Why is the chain loss computation so slow?
bliunlpr opened this issue · comments
When I trained the model by ChainObjtiveFunction, I found the chain loss computation is very slow. For example, the data load time is 0.2s, the model forward time is 0.2s, but the loss computation time is 8.2s. I wonder why the chain loss computation is so slow and how to accelerate it? Thanks!
Do you enable CUDA like this when invoke ChainObjtiveFunction?

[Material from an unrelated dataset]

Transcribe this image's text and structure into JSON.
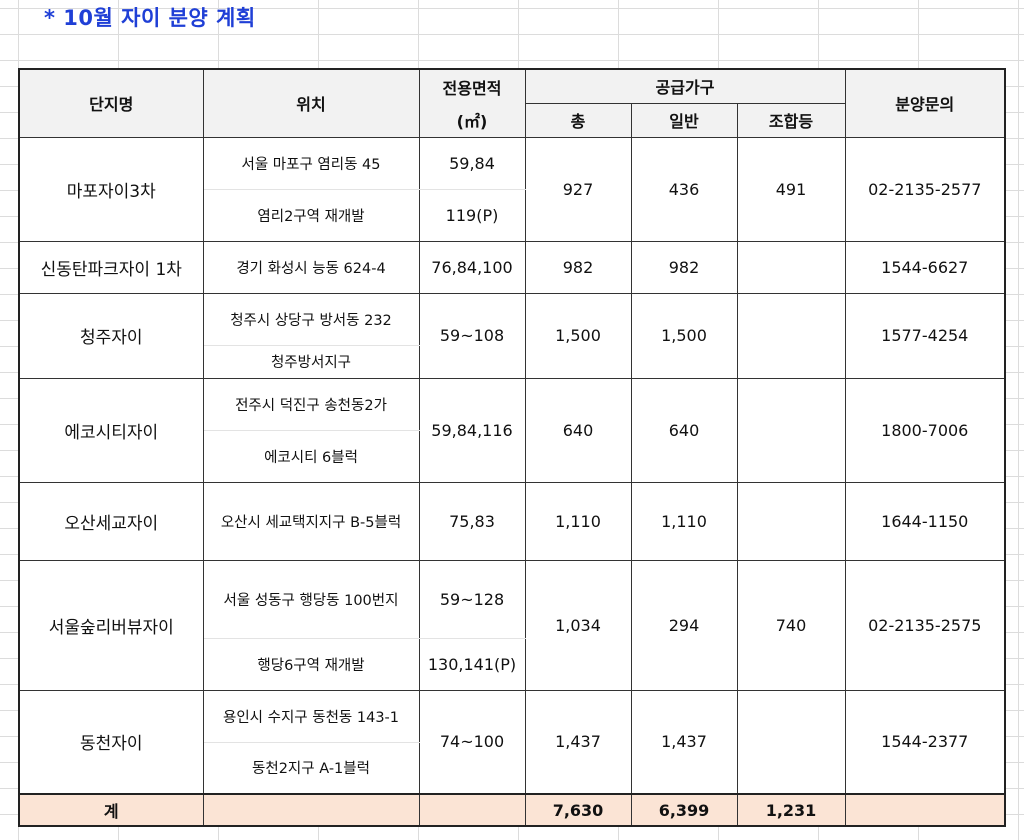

Thanks for pointing out this. I have not fully tested the chain function yet, as I'm working on a few other aspects currently. Currently, it only works with batchsize as 1. I think @glynpu made a good point. It is possible that I have missed this, and hence why it is slow now. To fully utilize the chain objective, I need to implement another dataloader that can prepare minibatches like Kaldi does, e.g., 128 sequences of 1.5 second of audio with supervisions. Currently I do not have time to do that yet, but will work on that as long as I get my hands free.
Hi @bliunlpr
I double checked by my setup, and it takes around 1s to compute the loss for each utterance. Is the 8.2s that you mentioned corresponds to the computation of one utterance?
I have added it, its in pull requests. @jzlianglu
Added CuDevice activation for LFMMI loss computation for significant speed improvement.